Como se erigiu, e essa é a questão particular, sobre o esquecimento do problema da soberania. “Esquecimento” nem é provavelmente a boa palavra. Aqui, como também em relação às paixões, “recalcamento” é, se calhar, melhor. Um recalcamento muito activo. E que, num mundo ideal, funcionaria às mil maravilhas. Mas o mundo real não é o ideal. E o discurso federalista, que há uns não muitos anos atrás era dominante, com a sua retórica do “aprofundamento”, avançando à velocidade da bicicleta de Delors, choca contra muros antiquíssimos. A soberania é um muro antiquíssimo. Claro que a soberania, na sua definição teórica, é absoluta, e as soberanias práticas, provavelmente hoje mais do que nunca, são sempre parciais e relativas. Mas, como em tantos outros domínios, as colectividades vivem de ficções (a União Europeia é, de resto, um bom exemplo disso: precisa delas como de pão para a boca). E a soberania é uma das ficções sem as quais dificilmente podem passar. Decretar, por um passe de mágica, que o conceito é obsoleto e facilmente descartável é não conseguir, como dizia o outro, ver para além do fumo da sua própria chaminé.

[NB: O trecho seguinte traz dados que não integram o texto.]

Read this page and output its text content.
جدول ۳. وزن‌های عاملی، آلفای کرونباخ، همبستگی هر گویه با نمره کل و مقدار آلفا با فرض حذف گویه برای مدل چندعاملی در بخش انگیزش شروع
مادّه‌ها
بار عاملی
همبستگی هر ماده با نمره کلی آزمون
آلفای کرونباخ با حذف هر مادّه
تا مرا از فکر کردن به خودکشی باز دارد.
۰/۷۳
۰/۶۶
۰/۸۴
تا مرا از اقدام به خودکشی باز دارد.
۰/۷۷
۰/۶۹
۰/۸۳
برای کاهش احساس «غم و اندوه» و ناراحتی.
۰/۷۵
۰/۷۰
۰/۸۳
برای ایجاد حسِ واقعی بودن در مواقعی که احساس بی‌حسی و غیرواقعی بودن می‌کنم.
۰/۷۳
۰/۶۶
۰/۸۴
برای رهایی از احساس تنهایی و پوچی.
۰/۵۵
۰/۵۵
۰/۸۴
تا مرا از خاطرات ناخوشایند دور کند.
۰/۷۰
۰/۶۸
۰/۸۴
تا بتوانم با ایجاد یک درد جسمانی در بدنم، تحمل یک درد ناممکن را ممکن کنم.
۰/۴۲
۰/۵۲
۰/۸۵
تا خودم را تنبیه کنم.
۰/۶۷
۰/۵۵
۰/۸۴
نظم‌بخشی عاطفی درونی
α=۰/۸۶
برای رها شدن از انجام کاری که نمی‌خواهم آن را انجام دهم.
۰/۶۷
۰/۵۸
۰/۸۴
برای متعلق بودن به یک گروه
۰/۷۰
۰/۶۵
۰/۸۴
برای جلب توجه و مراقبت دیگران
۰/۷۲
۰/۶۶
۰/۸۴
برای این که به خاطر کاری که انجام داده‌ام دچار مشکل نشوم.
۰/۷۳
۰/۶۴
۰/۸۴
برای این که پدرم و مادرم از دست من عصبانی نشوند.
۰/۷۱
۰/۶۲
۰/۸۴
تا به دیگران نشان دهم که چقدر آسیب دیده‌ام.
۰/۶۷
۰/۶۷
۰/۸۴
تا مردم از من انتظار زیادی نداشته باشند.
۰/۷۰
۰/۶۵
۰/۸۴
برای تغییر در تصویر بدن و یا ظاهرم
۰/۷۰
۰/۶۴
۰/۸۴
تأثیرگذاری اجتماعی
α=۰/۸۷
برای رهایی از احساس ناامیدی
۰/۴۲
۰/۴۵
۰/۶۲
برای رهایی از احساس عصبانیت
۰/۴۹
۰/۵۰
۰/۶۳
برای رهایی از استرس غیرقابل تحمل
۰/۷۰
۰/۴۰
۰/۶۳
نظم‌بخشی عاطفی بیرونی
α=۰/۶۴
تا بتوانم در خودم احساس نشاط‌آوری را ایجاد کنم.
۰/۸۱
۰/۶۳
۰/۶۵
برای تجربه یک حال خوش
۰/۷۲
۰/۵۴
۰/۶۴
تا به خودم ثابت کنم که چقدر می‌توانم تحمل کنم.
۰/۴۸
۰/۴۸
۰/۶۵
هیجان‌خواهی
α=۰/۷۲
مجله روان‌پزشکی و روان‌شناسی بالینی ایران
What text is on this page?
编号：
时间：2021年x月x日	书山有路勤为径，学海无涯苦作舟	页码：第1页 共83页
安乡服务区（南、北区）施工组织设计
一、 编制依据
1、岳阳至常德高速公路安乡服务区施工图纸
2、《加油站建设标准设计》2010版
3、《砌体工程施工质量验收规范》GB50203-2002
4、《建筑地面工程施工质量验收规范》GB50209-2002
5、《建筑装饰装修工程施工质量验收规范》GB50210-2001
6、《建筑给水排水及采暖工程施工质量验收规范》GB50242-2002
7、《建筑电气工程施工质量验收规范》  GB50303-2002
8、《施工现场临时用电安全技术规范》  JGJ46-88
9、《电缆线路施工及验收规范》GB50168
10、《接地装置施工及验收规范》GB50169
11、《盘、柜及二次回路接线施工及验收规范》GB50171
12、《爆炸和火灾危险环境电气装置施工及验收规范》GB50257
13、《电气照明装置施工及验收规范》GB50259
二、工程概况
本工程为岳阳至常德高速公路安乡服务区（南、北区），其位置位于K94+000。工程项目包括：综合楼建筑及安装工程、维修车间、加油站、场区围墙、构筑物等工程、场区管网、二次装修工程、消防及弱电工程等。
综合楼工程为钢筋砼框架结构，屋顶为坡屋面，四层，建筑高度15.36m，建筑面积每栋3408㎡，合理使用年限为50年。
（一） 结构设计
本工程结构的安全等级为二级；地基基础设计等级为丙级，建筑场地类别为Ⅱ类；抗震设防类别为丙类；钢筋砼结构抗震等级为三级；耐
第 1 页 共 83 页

PUB • CONTINUE A LER A SEGUIR

Se a soberania externa, a que se manifesta na relação entre os Estados, pudesse ser dispensada, mantendo a soberania interna, aquela que respeita à relação de cada governo com a sociedade que representa, do mal o menos. O problema é que não pode ser assim. A perda da soberania externa acarreta forçosamente a perda da soberania interna. O nosso soberano deixa de ser nosso soberano quando se torna súbdito de outro soberano, dizia Hobbes. Continua a ser muito assim, mesmo que no caso presente a subordinação se faça não a um verdadeiro soberano mas a uma criatura equívoca e, desculpe-se, vagamente anómala. O que leva a situações políticas no mínimo indesejáveis, como o formidável peso dos populismos de extrema-esquerda e de extrema-direita por essa Europa fora. Eles não são o resultado das “políticas de direita” de Merkel e dos outros, que até são, no geral, políticas justas, e que desapareceriam, como por milagre, se fossem adoptadas (como?) “políticas de esquerda” (quais?). Os populismos são antes o produto de um sentimento difuso da perda da soberania interna dos Estados, resultado necessário da sua perda de soberania externa. Os populismos e os independentismos acentuam-se não apesar, mas por causa, da União Europeia. O vazio no interior das sociedades tem de ser passionalmente preenchido de uma maneira ou outra.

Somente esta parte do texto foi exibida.